Ты только кивнул головой. Когда мы с ней остались вдвоем, я попытался выступить в твою защиту.
– Ты можешь делать как знаешь, – ответила она мне, – ты отец. Для меня это вопрос принципиальный. Эту лодку он должен был получить на определенных условиях. Между ним и нами было заключено определенное соглашение. Он этих условий не выполнил. Он не только провалил латынь, но плохо занимался и по другим предметам. Если ты приучишь его к незаслуженным подаркам, ты окажешь ему дурную услугу.
Повторяю, я понимал ее точку зрения и ни в чем ее не обвинял. И все же спустя некоторое время я прокрался в твою комнату – ты делал вид, что читаешь роман, – и шепотом сказал:
– Все в порядке! Будет у тебя лодка!
Тогда ты ответил, глядя твердым мужским взглядом, и я уверен, что в этом взгляде не было сострадания:
– Не делай этого, папа.
– Тс-с! Лодка уже будет в Аркашоне, когда мы туда приедем.
– Все равно я не буду ею пользоваться.
Тебя я тоже понимал. Я понимал вас обоих. В Аркашоне ты пробыл пятнадцать дней и ни разу не ездил на лодке. Она простояла в саду виллы, которую мы снимали каждый год.
У тебя было ощущение, что ты за нее не «заплатил».
Пишу я тебе об этом потому, что у меня тоже есть своя моторная лодка. Один человек сделал для меня однажды нечто, что обязывает меня всю жизнь быть первым или вторым.
Вот почему от двадцати до тридцати лет я столько работал, не позволяя себе того, что называют удовольствиями.

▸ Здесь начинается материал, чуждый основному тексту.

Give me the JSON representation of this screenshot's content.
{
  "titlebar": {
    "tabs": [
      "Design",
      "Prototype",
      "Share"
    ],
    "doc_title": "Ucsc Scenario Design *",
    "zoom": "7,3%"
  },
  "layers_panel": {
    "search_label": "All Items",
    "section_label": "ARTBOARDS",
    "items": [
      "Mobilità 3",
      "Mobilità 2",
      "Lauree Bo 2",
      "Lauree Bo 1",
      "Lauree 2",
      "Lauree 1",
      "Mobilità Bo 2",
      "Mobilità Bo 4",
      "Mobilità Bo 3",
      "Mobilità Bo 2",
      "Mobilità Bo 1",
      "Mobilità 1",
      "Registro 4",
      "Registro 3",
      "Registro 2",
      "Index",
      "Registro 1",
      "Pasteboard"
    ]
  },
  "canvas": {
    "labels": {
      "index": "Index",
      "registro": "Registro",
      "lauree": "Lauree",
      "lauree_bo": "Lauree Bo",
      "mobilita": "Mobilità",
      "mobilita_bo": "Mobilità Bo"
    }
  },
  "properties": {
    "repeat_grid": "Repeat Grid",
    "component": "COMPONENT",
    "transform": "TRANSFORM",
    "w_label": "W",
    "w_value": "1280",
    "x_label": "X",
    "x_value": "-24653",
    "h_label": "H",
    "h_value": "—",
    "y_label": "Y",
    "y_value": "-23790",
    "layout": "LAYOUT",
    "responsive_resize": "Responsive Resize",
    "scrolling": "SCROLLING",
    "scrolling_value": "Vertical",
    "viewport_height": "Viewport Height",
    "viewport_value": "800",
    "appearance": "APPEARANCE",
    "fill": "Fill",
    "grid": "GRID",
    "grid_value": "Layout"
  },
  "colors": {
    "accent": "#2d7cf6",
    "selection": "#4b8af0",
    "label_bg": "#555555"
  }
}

Первым я не стал, потому что сделан не из того теста. И все же мне нужно, мне совершенно необходимо быть хотя бы вторым, быть человеком «порядочным» не только в твоих глазах, но и в своих собственных.
В сущности, именно это я и пытаюсь доказать самому себе с той самой минуты, как начал тебе писать.
ГЛАВА ПЯТАЯ
Я был примерно такого же роста, как ты, только шире в плечах, ибо был тогда на три года старше тебя, и вот что к тому времени я знал grosso modo [9]9
В общих чертах (лат.).
[Закрыть]о своей семье.
Прежде всего – и мне кажется, это сыграло свою роль, – я ни разу не жил в обычном доме, в обычной квартире, как все другие дети. Но всегда в казенных зданиях, в огромных, более или менее роскошных квартирах.
Когда я родился, мой отец Филипп Лефрансуа, уже доктор прав – ему в ту пору было двадцать шесть лет, – только что вступил на административное поприще и получил должность начальника канцелярии префекта в Гапе, в Верхних Альпах. Мне было три года, когда он получил супрефектуру в Мийо, в Авейроне, а в школу я пошел уже в Грассе, куда его затем перевели.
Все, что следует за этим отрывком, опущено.